Privacy in the office is a major topic at the moment. We’ve already explored it in relation to a few different aspects of office design, looking at the broader open office debate, how office design can help those staff who are desperately seeking solitude and the options available for music lovers in the workplace.
As part of our partnership with Steelcase, we like to keep up to date on their latest research and development into modern office furniture. Solutions that provide more privacy have been an important part of their recent projects.
The Privacy Crisis
Businesses are using office design to maximise collaboration, creating spaces which encourage chance encounters between staff, allowing them to share new and innovative ideas. While this clearly has its benefits, in excess it can kill the very creativity that it’s trying to inspire.
In their research piece, The Privacy Crisis, Steelcase recognised that the harder people work collaboratively, the more important it was for them to also have time alone, free from distractions. They conducted a workplace study with IPSOS of more than 10,500 workers in Europe, North America and Asia. It showed that insufficient privacy in the workplace was a global issue.
This lack of areas for concentration and contemplation was having a knock-on effect when it came to productivity and staff wellbeing.
Steelcase published a companion piece, Reinventing What Privacy Means, which sought to define the distractions that were effecting employees. They found four mechanisms to determine the privacy of a space:
- Acoustical Privacy: Undisturbed by noise.
- Visual privacy: Not being seen by others.
- Territorial privacy: Claiming a space as your own.
- Informational privacy: Keeping content and conversations confidential.
They recognised that workers will shift between wanting to reveal and conceal themselves in the office, depending on the work they are undertaking. As a result, they identified five privacy experiences:
- Strategic anonymity: being unknown / “invisible”
Working in a café or other place where you’re unknown. Engaging in online discussions using an avatar or handle.
- Selective exposure: choosing what others see
Opting for a telephone call instead of a video conference. Choosing which personal items to display in a workstation.
- Entrusted confidence: confidential sharing
Discussing a personal situation with a colleague. Being in a performance review with your manager.
- Intentional shielding: self-protection
Wearing headphones to block out audio distractions. Hiding your computer screen.
- Purposeful solitude: separating yourself
Going outside.

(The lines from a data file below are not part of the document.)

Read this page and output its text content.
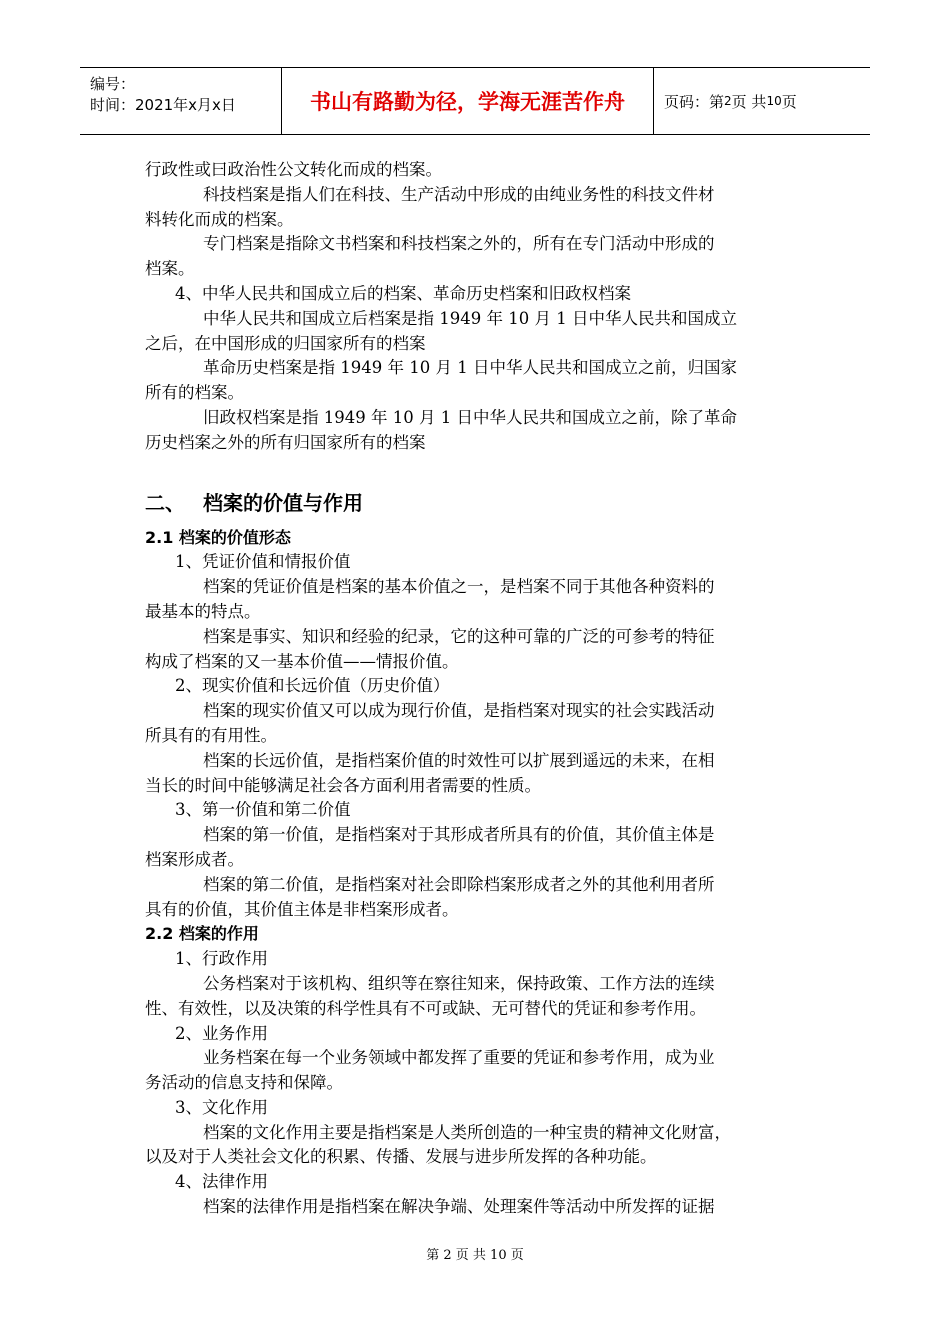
编号：
时间：2021年x月x日	书山有路勤为径，学海无涯苦作舟	页码：第 2 页 共 10 页
行政性或曰政治性公文转化而成的档案。
科技档案是指人们在科技、生产活动中形成的由纯业务性的科技文件材
料转化而成的档案。
专门档案是指除文书档案和科技档案之外的，所有在专门活动中形成的
档案。
4、中华人民共和国成立后的档案、革命历史档案和旧政权档案
中华人民共和国成立后档案是指 1949 年 10 月 1 日中华人民共和国成立
之后，在中国形成的归国家所有的档案
革命历史档案是指 1949 年 10 月 1 日中华人民共和国成立之前，归国家
所有的档案。
旧政权档案是指 1949 年 10 月 1 日中华人民共和国成立之前，除了革命
历史档案之外的所有归国家所有的档案
二、 档案的价值与作用
2.1 档案的价值形态
1、凭证价值和情报价值
档案的凭证价值是档案的基本价值之一，是档案不同于其他各种资料的
最基本的特点。
档案是事实、知识和经验的纪录，它的这种可靠的广泛的可参考的特征
构成了档案的又一基本价值——情报价值。
2、现实价值和长远价值（历史价值）
档案的现实价值又可以成为现行价值，是指档案对现实的社会实践活动
所具有的有用性。
档案的长远价值，是指档案价值的时效性可以扩展到遥远的未来，在相
当长的时间中能够满足社会各方面利用者需要的性质。
3、第一价值和第二价值
档案的第一价值，是指档案对于其形成者所具有的价值，其价值主体是
档案形成者。
档案的第二价值，是指档案对社会即除档案形成者之外的其他利用者所
具有的价值，其价值主体是非档案形成者。
2.2 档案的作用
1、行政作用
公务档案对于该机构、组织等在察往知来，保持政策、工作方法的连续
性、有效性，以及决策的科学性具有不可或缺、无可替代的凭证和参考作用。
2、业务作用
业务档案在每一个业务领域中都发挥了重要的凭证和参考作用，成为业
务活动的信息支持和保障。
3、文化作用
档案的文化作用主要是指档案是人类所创造的一种宝贵的精神文化财富，
以及对于人类社会文化的积累、传播、发展与进步所发挥的各种功能。
4、法律作用
档案的法律作用是指档案在解决争端、处理案件等活动中所发挥的证据
第 2 页 共 10 页
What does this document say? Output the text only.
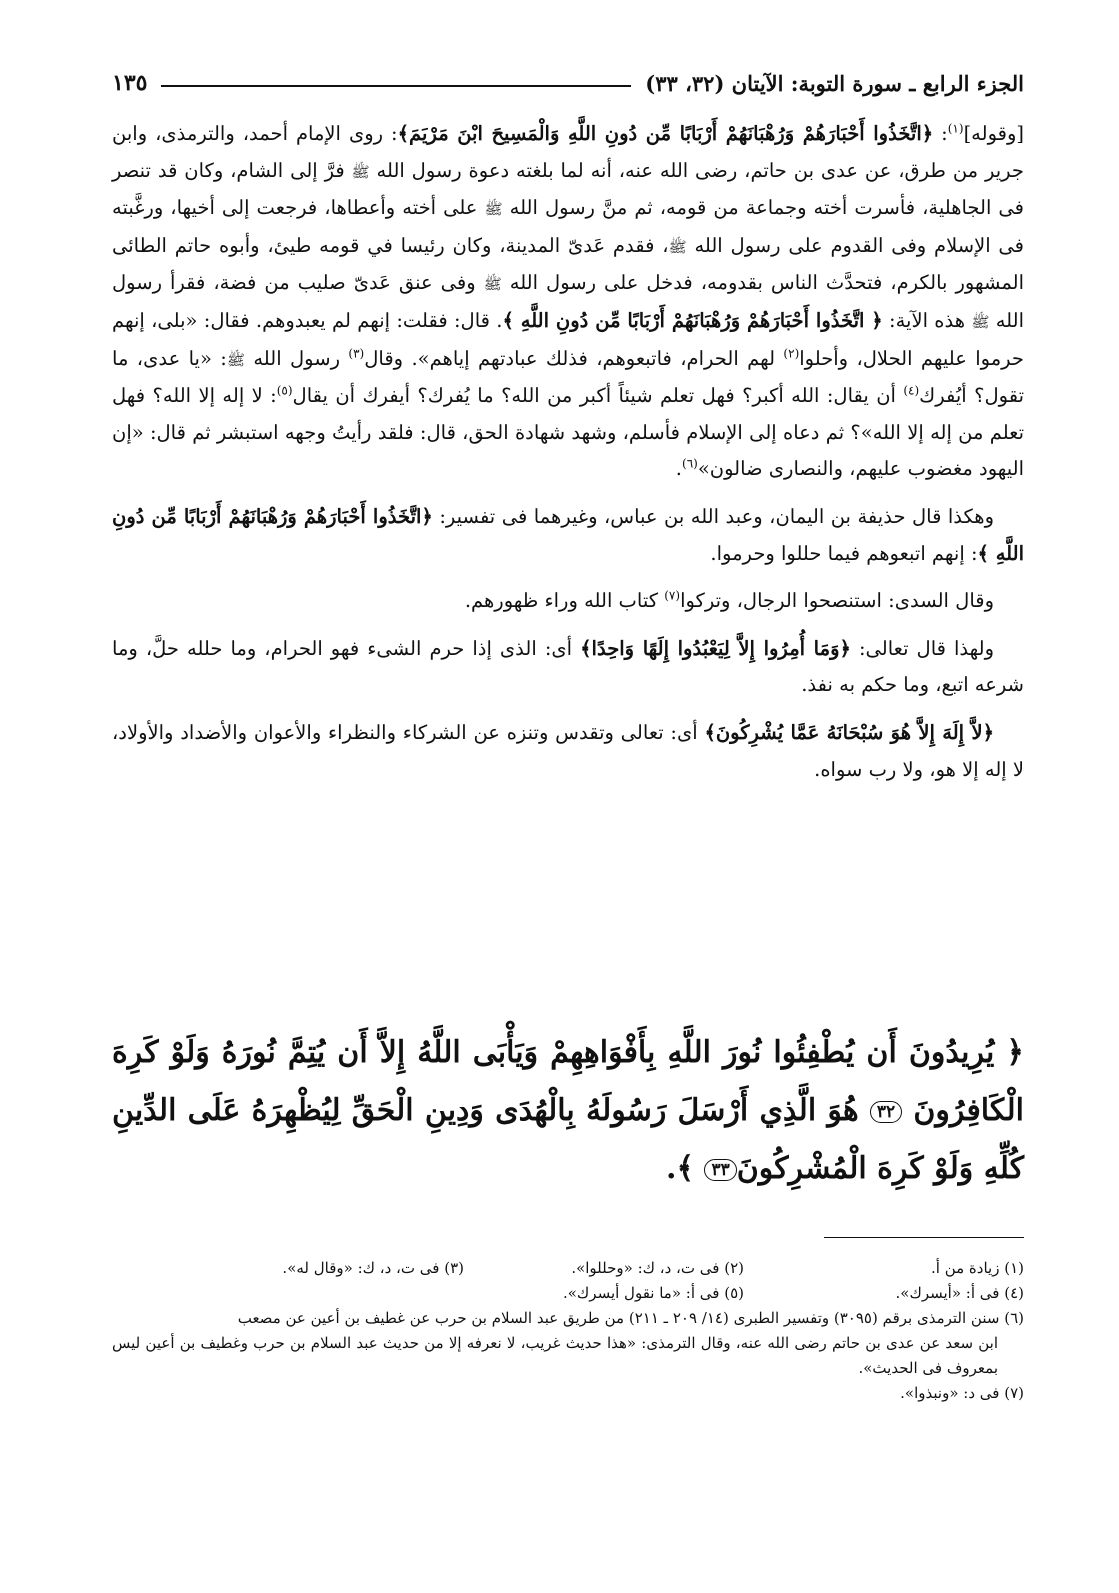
الجزء الرابع ـ سورة التوبة: الآيتان (٣٢، ٣٣)
١٣٥

[وقوله]$^{(١)}$: ﴿اتَّخَذُوا أَحْبَارَهُمْ وَرُهْبَانَهُمْ أَرْبَابًا مِّن دُونِ اللَّهِ وَالْمَسِيحَ ابْنَ مَرْيَمَ﴾: روى الإمام أحمد، والترمذى، وابن جرير من طرق، عن عدى بن حاتم، رضى الله عنه، أنه لما بلغته دعوة رسول الله ﷺ فرَّ إلى الشام، وكان قد تنصر فى الجاهلية، فأسرت أخته وجماعة من قومه، ثم منَّ رسول الله ﷺ على أخته وأعطاها، فرجعت إلى أخيها، ورغَّبته فى الإسلام وفى القدوم على رسول الله ﷺ، فقدم عَدىّ المدينة، وكان رئيسا في قومه طيئ، وأبوه حاتم الطائى المشهور بالكرم، فتحدَّث الناس بقدومه، فدخل على رسول الله ﷺ وفى عنق عَدىّ صليب من فضة، فقرأ رسول الله ﷺ هذه الآية: ﴿ اتَّخَذُوا أَحْبَارَهُمْ وَرُهْبَانَهُمْ أَرْبَابًا مِّن دُونِ اللَّهِ ﴾. قال: فقلت: إنهم لم يعبدوهم. فقال: «بلى، إنهم حرموا عليهم الحلال، وأحلوا$^{(٢)}$ لهم الحرام، فاتبعوهم، فذلك عبادتهم إياهم». وقال$^{(٣)}$ رسول الله ﷺ: «يا عدى، ما تقول؟ أيُفرك$^{(٤)}$ أن يقال: الله أكبر؟ فهل تعلم شيئاً أكبر من الله؟ ما يُفرك؟ أيفرك أن يقال$^{(٥)}$: لا إله إلا الله؟ فهل تعلم من إله إلا الله»؟ ثم دعاه إلى الإسلام فأسلم، وشهد شهادة الحق، قال: فلقد رأيتُ وجهه استبشر ثم قال: «إن اليهود مغضوب عليهم، والنصارى ضالون»$^{(٦)}$.

وهكذا قال حذيفة بن اليمان، وعبد الله بن عباس، وغيرهما فى تفسير: ﴿اتَّخَذُوا أَحْبَارَهُمْ وَرُهْبَانَهُمْ أَرْبَابًا مِّن دُونِ اللَّهِ ﴾: إنهم اتبعوهم فيما حللوا وحرموا.

وقال السدى: استنصحوا الرجال، وتركوا$^{(٧)}$ كتاب الله وراء ظهورهم.

ولهذا قال تعالى: ﴿وَمَا أُمِرُوا إِلاَّ لِيَعْبُدُوا إِلَهًا وَاحِدًا﴾ أى: الذى إذا حرم الشىء فهو الحرام، وما حلله حلَّ، وما شرعه اتبع، وما حكم به نفذ.

﴿لاَّ إِلَهَ إِلاَّ هُوَ سُبْحَانَهُ عَمَّا يُشْرِكُونَ﴾ أى: تعالى وتقدس وتنزه عن الشركاء والنظراء والأعوان والأضداد والأولاد، لا إله إلا هو، ولا رب سواه.

﴿ يُرِيدُونَ أَن يُطْفِئُوا نُورَ اللَّهِ بِأَفْوَاهِهِمْ وَيَأْبَى اللَّهُ إِلاَّ أَن يُتِمَّ نُورَهُ وَلَوْ كَرِهَ الْكَافِرُونَ ٣٢ هُوَ الَّذِي أَرْسَلَ رَسُولَهُ بِالْهُدَى وَدِينِ الْحَقِّ لِيُظْهِرَهُ عَلَى الدِّينِ كُلِّهِ وَلَوْ كَرِهَ الْمُشْرِكُونَ٣٣ ﴾.

(١) زيادة من أ.
(٢) فى ت، د، ك: «وحللوا».
(٣) فى ت، د، ك: «وقال له».
(٤) فى أ: «أيسرك».
(٥) فى أ: «ما نقول أيسرك».
(٦) سنن الترمذى برقم (٣٠٩٥) وتفسير الطبرى (١٤/ ٢٠٩ ـ ٢١١) من طريق عبد السلام بن حرب عن غطيف بن أعين عن مصعب
ابن سعد عن عدى بن حاتم رضى الله عنه، وقال الترمذى: «هذا حديث غريب، لا نعرفه إلا من حديث عبد السلام بن حرب وغطيف بن أعين ليس بمعروف فى الحديث».
(٧) فى د: «ونبذوا».
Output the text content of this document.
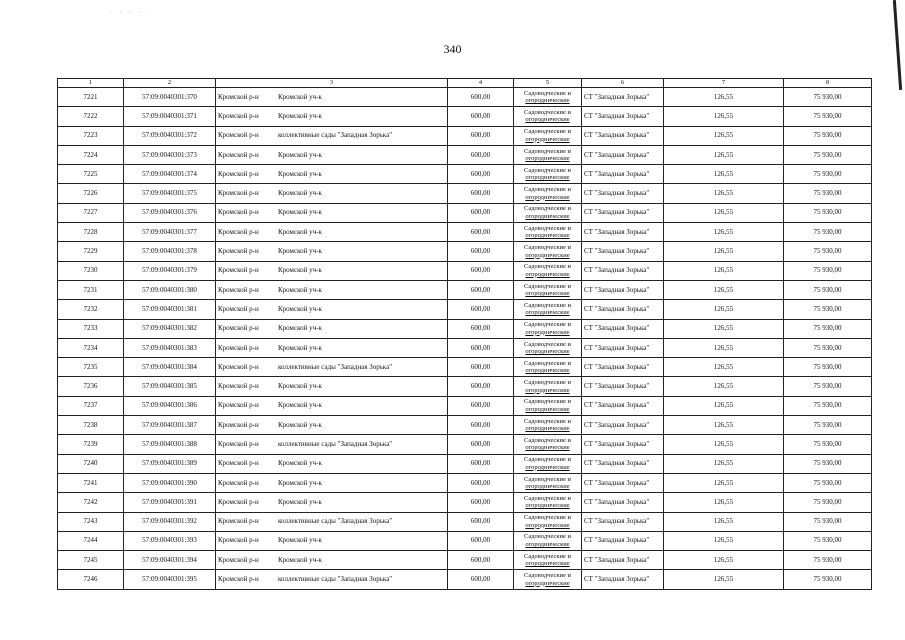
· · · · ·
340
1	2	3	4	5	6	7	8
7221	57:09:0040301:370	Кромской р-н Кромской уч-к	600,00	Садоводческие и
огороднические	СТ "Западная Зорька"	126,55	75 930,00
7222	57:09:0040301:371	Кромской р-н Кромской уч-к	600,00	Садоводческие и
огороднические	СТ "Западная Зорька"	126,55	75 930,00
7223	57:09:0040301:372	Кромской р-н коллективные сады "Западная Зорька"	600,00	Садоводческие и
огороднические	СТ "Западная Зорька"	126,55	75 930,00
7224	57:09:0040301:373	Кромской р-н Кромской уч-к	600,00	Садоводческие и
огороднические	СТ "Западная Зорька"	126,55	75 930,00
7225	57:09:0040301:374	Кромской р-н Кромской уч-к	600,00	Садоводческие и
огороднические	СТ "Западная Зорька"	126,55	75 930,00
7226	57:09:0040301:375	Кромской р-н Кромской уч-к	600,00	Садоводческие и
огороднические	СТ "Западная Зорька"	126,55	75 930,00
7227	57:09:0040301:376	Кромской р-н Кромской уч-к	600,00	Садоводческие и
огороднические	СТ "Западная Зорька"	126,55	75 930,00
7228	57:09:0040301:377	Кромской р-н Кромской уч-к	600,00	Садоводческие и
огороднические	СТ "Западная Зорька"	126,55	75 930,00
7229	57:09:0040301:378	Кромской р-н Кромской уч-к	600,00	Садоводческие и
огороднические	СТ "Западная Зорька"	126,55	75 930,00
7230	57:09:0040301:379	Кромской р-н Кромской уч-к	600,00	Садоводческие и
огороднические	СТ "Западная Зорька"	126,55	75 930,00
7231	57:09:0040301:380	Кромской р-н Кромской уч-к	600,00	Садоводческие и
огороднические	СТ "Западная Зорька"	126,55	75 930,00
7232	57:09:0040301:381	Кромской р-н Кромской уч-к	600,00	Садоводческие и
огороднические	СТ "Западная Зорька"	126,55	75 930,00
7233	57:09:0040301:382	Кромской р-н Кромской уч-к	600,00	Садоводческие и
огороднические	СТ "Западная Зорька"	126,55	75 930,00
7234	57:09:0040301:383	Кромской р-н Кромской уч-к	600,00	Садоводческие и
огороднические	СТ "Западная Зорька"	126,55	75 930,00
7235	57:09:0040301:384	Кромской р-н коллективные сады "Западная Зорька"	600,00	Садоводческие и
огороднические	СТ "Западная Зорька"	126,55	75 930,00
7236	57:09:0040301:385	Кромской р-н Кромской уч-к	600,00	Садоводческие и
огороднические	СТ "Западная Зорька"	126,55	75 930,00
7237	57:09:0040301:386	Кромской р-н Кромской уч-к	600,00	Садоводческие и
огороднические	СТ "Западная Зорька"	126,55	75 930,00
7238	57:09:0040301:387	Кромской р-н Кромской уч-к	600,00	Садоводческие и
огороднические	СТ "Западная Зорька"	126,55	75 930,00
7239	57:09:0040301:388	Кромской р-н коллективные сады "Западная Зорька"	600,00	Садоводческие и
огороднические	СТ "Западная Зорька"	126,55	75 930,00
7240	57:09:0040301:389	Кромской р-н Кромской уч-к	600,00	Садоводческие и
огороднические	СТ "Западная Зорька"	126,55	75 930,00
7241	57:09:0040301:390	Кромской р-н Кромской уч-к	600,00	Садоводческие и
огороднические	СТ "Западная Зорька"	126,55	75 930,00
7242	57:09:0040301:391	Кромской р-н Кромской уч-к	600,00	Садоводческие и
огороднические	СТ "Западная Зорька"	126,55	75 930,00
7243	57:09:0040301:392	Кромской р-н коллективные сады "Западная Зорька"	600,00	Садоводческие и
огороднические	СТ "Западная Зорька"	126,55	75 930,00
7244	57:09:0040301:393	Кромской р-н Кромской уч-к	600,00	Садоводческие и
огороднические	СТ "Западная Зорька"	126,55	75 930,00
7245	57:09:0040301:394	Кромской р-н Кромской уч-к	600,00	Садоводческие и
огороднические	СТ "Западная Зорька"	126,55	75 930,00
7246	57:09:0040301:395	Кромской р-н коллективные сады "Западная Зорька"	600,00	Садоводческие и
огороднические	СТ "Западная Зорька"	126,55	75 930,00
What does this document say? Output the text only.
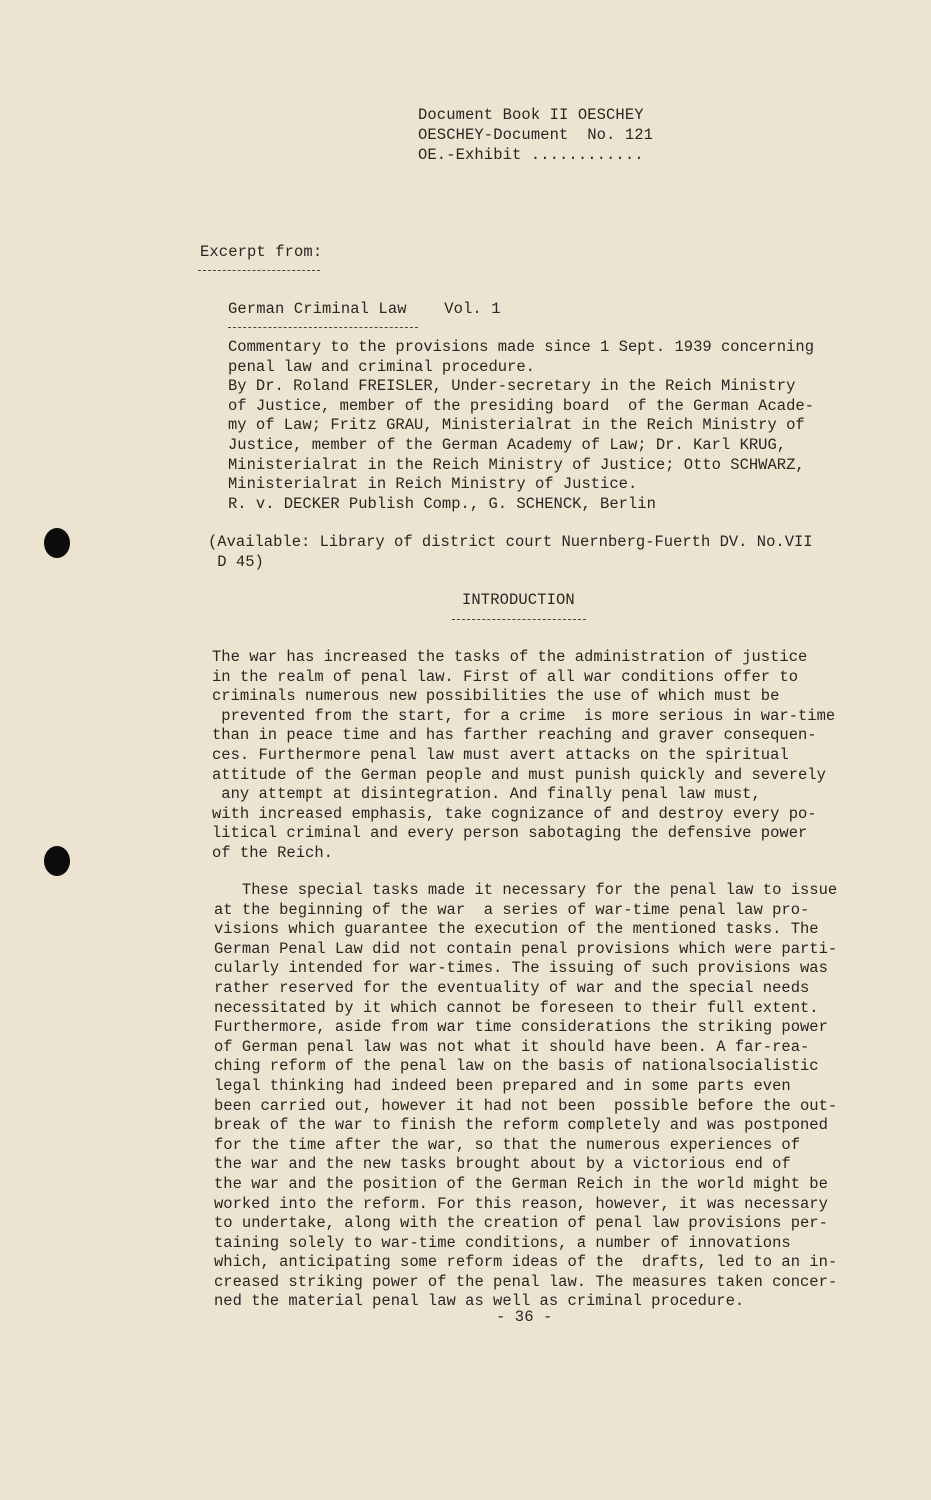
Document Book II OESCHEY
OESCHEY-Document  No. 121
OE.-Exhibit ............
Excerpt from:
German Criminal Law    Vol. 1
Commentary to the provisions made since 1 Sept. 1939 concerning
penal law and criminal procedure.
By Dr. Roland FREISLER, Under-secretary in the Reich Ministry
of Justice, member of the presiding board  of the German Acade-
my of Law; Fritz GRAU, Ministerialrat in the Reich Ministry of
Justice, member of the German Academy of Law; Dr. Karl KRUG,
Ministerialrat in the Reich Ministry of Justice; Otto SCHWARZ,
Ministerialrat in Reich Ministry of Justice.
R. v. DECKER Publish Comp., G. SCHENCK, Berlin
(Available: Library of district court Nuernberg-Fuerth DV. No.VII
D 45)
INTRODUCTION
The war has increased the tasks of the administration of justice
in the realm of penal law. First of all war conditions offer to
criminals numerous new possibilities the use of which must be
prevented from the start, for a crime  is more serious in war-time
than in peace time and has farther reaching and graver consequen-
ces. Furthermore penal law must avert attacks on the spiritual
attitude of the German people and must punish quickly and severely
any attempt at disintegration. And finally penal law must,
with increased emphasis, take cognizance of and destroy every po-
litical criminal and every person sabotaging the defensive power
of the Reich.
These special tasks made it necessary for the penal law to issue
at the beginning of the war  a series of war-time penal law pro-
visions which guarantee the execution of the mentioned tasks. The
German Penal Law did not contain penal provisions which were parti-
cularly intended for war-times. The issuing of such provisions was
rather reserved for the eventuality of war and the special needs
necessitated by it which cannot be foreseen to their full extent.
Furthermore, aside from war time considerations the striking power
of German penal law was not what it should have been. A far-rea-
ching reform of the penal law on the basis of nationalsocialistic
legal thinking had indeed been prepared and in some parts even
been carried out, however it had not been  possible before the out-
break of the war to finish the reform completely and was postponed
for the time after the war, so that the numerous experiences of
the war and the new tasks brought about by a victorious end of
the war and the position of the German Reich in the world might be
worked into the reform. For this reason, however, it was necessary
to undertake, along with the creation of penal law provisions per-
taining solely to war-time conditions, a number of innovations
which, anticipating some reform ideas of the  drafts, led to an in-
creased striking power of the penal law. The measures taken concer-
ned the material penal law as well as criminal procedure.
- 36 -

Sitting in the farthest corner of a large room.
It became clear that supporting people’s privacy needs in the workplace was going to require a diversity of environments.
The Quiet Ones
Steelcase collaborated with Susan Cain, bestselling author of “Quiet: The Power of Introverts in a World That Can’t Stop Talking”, to create a range of 5 quiet spaces based on how introverts work best.
Brody – For Brain & Body
Based on their research into Flow, Steelcase created the Brody WorkLounge. Initially designed as an education solution, its intention was to provide students with somewhere to stretch out and concentrate in a school library, it’s now also available for the office.
Eliminating as much external stimulus as possible, Brody has been designed to be good for both your brain and body. Hence the name being a ‘mash-up’ of both words.
The adjustable work surface has integrated lighting, its own power socket, personal storage, and a footrest. All technology is at eye level to reduce neck and shoulder strain, with lumbar technology to support the back.
A privacy screen wraps around three sides of the Brody, protecting workers from any distractions and giving them a shared space where they can focus on a specific task, free from any diversions.
As we write this, Brody is currently only available in the US, but we’re hoping to see it heading ‘over the pond’ very soon. When it does, we’ll be the ones in a quiet corner testing it out!